REUNIÃO
Comércio e segurança são tema de reunião entre Lula e Trump
Brasileiro deve abordar contraproposta para ações contra lavagem de dinheiro
O
presidente Lula vai discutir, em seu encontro com o americano Donald Trump nesta quinta-feira (7), a proposta brasileira para cooperação em segurança pública, que inclui colaboração no combate ao tráfico de armas e lavagem de dinheiro.
Também pode estar em discussão a cooperação com países terceiros da região. A proposta foi apresentada por integrantes do governo brasileiro a suas contrapartes americanas em abril.
Além disso, na pauta do encontro estarão as investigações da seção 301 que o governo Trump abriu contra o Brasil e podem resultar em sanções e tarifas contra o país. Do lado americano, os temas prioritários devem ser a exploração de minerais críticos no Brasil e a atuação das big tech americanas no país.
O encontro começou a ser discutido no final do ano passado e estava programado para março. Na semana passada, após comunicação da Casa Branca com o governo brasileiro, a visita foi finalmente agendada para esta semana.
Como a Folha revelou, o governo Trump havia proposto que o Brasil recebesse em prisões brasileiras os estrangeiros capturados nos EUA, tal como faz El Salvador em sua penitenciária.
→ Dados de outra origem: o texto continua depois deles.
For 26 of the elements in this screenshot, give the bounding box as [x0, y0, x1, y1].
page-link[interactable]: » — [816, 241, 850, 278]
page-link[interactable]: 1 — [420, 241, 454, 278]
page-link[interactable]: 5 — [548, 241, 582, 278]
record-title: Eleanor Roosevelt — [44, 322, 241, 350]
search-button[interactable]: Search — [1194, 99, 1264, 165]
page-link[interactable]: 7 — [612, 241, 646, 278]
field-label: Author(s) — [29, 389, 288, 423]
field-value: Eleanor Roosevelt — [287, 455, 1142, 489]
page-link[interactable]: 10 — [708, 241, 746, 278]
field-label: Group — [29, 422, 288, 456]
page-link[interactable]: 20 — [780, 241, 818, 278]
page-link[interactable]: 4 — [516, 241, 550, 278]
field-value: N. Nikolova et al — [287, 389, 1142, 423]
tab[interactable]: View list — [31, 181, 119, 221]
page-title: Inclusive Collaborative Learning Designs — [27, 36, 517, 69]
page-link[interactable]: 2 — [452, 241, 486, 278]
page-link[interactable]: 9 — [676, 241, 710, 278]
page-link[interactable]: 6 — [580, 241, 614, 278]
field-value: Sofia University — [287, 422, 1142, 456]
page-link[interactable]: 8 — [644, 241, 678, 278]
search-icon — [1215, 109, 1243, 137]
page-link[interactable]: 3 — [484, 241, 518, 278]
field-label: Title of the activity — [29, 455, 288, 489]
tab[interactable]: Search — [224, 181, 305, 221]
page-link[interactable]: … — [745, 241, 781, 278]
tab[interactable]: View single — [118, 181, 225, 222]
Os EUA também queriam que o Brasil apresentasse um plano para acabar com o PCC, com o Comando Vermelho, com o Hezbollah e com organizações criminosas chinesas em solo brasileiro.
O governo Trump pedia ainda que o Brasil compartilhasse com autoridades americanas informações, incluindo dados biométricos, de estrangeiros buscando refúgio e de refugiados no país. Isso seria parte de medidas para combater a criminalidade transnacional e bloquear a imigração em massa passando por portos e fronteiras brasileiros.
As demandas americanas eram uma contraproposta ao plano de cooperação apresentado pelo presidente Lula em telefonema a Trump no ano passado —que também selou a trégua das tensões entre os dois países em decorrência do tarifaço.
O Brasil havia proposto um plano de combate ao crime transnacional com quatro pontos principais. Um deles era cooperação para combater a lavagem de dinheiro, mirando criminosos brasileiros que transferem recursos para empresas de fachada no estado de Delaware, espécie de paraíso fiscal nos EUA.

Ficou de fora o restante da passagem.